The arrival of the second
group of Palestinian deportees from Jordan was no less dramatic to the local
population for being preceded by a group of 15 deportees three days earlier.
However, the 14 mostly elderly men who arrived yesterday seemed to take less
naturally than the other group to the adulation heaped upon them.
At least one returnee,
79-year-old former Jordanian mayor of Jerusalem Ruhi Khatib, was driven
straight home, bypassing the welcome at Akabat Jaber camp on the outskirts of
Jericho. Thousands fled from this camp and crossed to Jordan in 1967. Another,
Mahmoud Kadri, a Ramallah writer, did not arrive with the others and was
expected later this week. A third, Walid Kimhawi, a former member of the PLO
executive committee kept falling off the shoulders of the cheering youths who
carried him and had to walk. A fourth, Daoud Erekat who is almost blind,
appeared fearful of heights. A fifth, Hebron Communist Dr. Naim Shahab tightly
clutched a carrier bag he was holding as he was jostled on the sea of shoulders
towards the waiting crowd. On the way he passed a car on which a poster with
his picture had been pasted. It said "Welcome home to Dr. Naim Shahab, the
great national leader," who had spent most of his exile in communist
Czechoslovakia.
One old man who had come
down from Nablus, said as he witnessed the parade of other old men that it was
like "seeing the dead come to life." Then he apologized and bolted
towards an old friend, Dr. Adnan Bakri, waving his arms to the crowd and
chanting nationalist slogans from his shabiba's throne. Bakri got down and the
two men flung their arms around each other in greeting.
"It is important
that people who were leaders in their communities on the national level and who
have been away so long, should be welcomed like this," said Zahira Kamal,
an adviser to the Palestinian negotiating team, who welcomed the 14 returnees
at the bridge. But she was wary of attaching too much importance to the return,
fearful of setting high expectations. She is a member of the recently formed
Palestinian Democratic Federation, the first political party established in the
territories, which promoted the ceremony and provided many of the banners.
But the repetition of
Friday's welcome, combined with optimistic assessments from the Palestinian
delegation in Washington, has strengthened the feeling among many observers
that something is changing in relations between Israelis and Palestinians.
While Palestinians
hoisted pictures of PLO leader Yasser Arafat and the Palestinian flag, soldiers
looked on with mild curiosity from the road where they were policing traffic
and from the roof of a military base next door.

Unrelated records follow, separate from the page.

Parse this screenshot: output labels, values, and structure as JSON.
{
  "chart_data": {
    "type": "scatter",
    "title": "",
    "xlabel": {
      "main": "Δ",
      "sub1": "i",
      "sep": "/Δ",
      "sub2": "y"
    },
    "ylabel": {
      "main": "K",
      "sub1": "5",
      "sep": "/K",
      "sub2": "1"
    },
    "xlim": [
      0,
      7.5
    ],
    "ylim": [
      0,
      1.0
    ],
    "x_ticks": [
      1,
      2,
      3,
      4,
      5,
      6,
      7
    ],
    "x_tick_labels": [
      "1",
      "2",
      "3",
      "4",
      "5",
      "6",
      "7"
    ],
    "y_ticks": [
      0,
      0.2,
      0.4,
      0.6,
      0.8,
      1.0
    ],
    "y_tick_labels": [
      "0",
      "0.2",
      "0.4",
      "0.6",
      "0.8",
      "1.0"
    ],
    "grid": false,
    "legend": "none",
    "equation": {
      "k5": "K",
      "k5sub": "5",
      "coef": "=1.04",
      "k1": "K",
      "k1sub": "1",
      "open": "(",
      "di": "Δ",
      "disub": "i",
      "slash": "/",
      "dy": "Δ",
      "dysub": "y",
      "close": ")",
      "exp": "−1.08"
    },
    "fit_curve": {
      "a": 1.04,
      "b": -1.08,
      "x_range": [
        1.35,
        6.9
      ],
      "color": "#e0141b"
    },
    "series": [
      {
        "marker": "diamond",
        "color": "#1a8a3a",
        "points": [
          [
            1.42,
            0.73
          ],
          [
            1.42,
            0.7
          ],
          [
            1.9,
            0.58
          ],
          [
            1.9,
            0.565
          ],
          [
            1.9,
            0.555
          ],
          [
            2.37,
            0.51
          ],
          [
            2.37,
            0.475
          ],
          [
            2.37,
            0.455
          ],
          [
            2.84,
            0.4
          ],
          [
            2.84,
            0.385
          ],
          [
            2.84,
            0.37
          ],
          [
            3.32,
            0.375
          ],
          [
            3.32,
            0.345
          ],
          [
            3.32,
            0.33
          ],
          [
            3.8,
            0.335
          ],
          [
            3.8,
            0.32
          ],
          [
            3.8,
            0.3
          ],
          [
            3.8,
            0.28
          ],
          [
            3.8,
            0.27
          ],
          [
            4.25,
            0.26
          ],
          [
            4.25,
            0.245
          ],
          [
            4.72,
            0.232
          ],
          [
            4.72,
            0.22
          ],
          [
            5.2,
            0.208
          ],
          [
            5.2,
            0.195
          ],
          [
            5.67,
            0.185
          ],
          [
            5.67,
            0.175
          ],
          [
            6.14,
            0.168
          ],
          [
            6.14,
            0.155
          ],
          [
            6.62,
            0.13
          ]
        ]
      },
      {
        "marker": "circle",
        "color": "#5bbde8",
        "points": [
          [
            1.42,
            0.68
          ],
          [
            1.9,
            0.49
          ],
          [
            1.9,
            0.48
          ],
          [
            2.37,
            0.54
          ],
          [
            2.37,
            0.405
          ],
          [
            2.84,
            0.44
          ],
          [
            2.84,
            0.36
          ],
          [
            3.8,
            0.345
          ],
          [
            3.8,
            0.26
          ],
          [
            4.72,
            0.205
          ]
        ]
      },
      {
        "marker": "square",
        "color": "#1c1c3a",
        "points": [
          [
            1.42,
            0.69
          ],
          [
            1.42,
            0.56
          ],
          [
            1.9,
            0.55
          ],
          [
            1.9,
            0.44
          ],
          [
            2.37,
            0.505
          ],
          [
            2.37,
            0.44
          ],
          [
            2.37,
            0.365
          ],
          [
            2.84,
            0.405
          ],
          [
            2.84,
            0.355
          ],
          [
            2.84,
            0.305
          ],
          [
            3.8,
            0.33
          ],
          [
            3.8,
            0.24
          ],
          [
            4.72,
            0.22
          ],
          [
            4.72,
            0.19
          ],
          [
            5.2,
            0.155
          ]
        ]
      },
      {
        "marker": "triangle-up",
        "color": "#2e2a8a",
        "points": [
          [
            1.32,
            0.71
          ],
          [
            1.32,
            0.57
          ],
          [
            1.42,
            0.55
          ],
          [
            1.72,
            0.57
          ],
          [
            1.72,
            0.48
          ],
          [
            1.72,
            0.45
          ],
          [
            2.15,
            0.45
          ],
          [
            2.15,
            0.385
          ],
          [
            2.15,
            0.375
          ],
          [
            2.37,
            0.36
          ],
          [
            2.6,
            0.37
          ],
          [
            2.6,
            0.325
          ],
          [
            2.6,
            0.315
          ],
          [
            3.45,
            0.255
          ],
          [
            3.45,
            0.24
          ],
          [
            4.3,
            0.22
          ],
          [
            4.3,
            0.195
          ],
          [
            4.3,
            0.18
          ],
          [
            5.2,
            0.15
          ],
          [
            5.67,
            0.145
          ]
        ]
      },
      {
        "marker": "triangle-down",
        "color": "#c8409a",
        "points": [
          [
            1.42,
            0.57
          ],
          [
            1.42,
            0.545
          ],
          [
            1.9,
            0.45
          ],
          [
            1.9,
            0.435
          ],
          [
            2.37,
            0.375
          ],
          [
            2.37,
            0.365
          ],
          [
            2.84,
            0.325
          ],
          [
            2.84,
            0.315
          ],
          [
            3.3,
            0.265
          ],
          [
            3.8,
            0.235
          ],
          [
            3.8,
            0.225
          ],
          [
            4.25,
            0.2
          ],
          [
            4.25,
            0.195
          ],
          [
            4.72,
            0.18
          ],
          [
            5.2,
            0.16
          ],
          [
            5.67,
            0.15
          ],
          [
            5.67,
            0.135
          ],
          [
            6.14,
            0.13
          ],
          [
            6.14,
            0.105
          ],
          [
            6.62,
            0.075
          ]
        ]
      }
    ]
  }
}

At one point during a three-hour wait five members of the extreme anti-Arab Kach group demonstrated across the road from the camp and taunted thousands of youths who began advancing towards them on the other side of the camp's perimeter fence, shouting "Go to hell," in Hebrew. Almost simultaneously Israeli troops on one side of the fence rushed in to block the Kach demonstrators from view and the shabiba on the other side, some with iron bars, formed a cordon to stop the advance of the angry crowd towards the fence.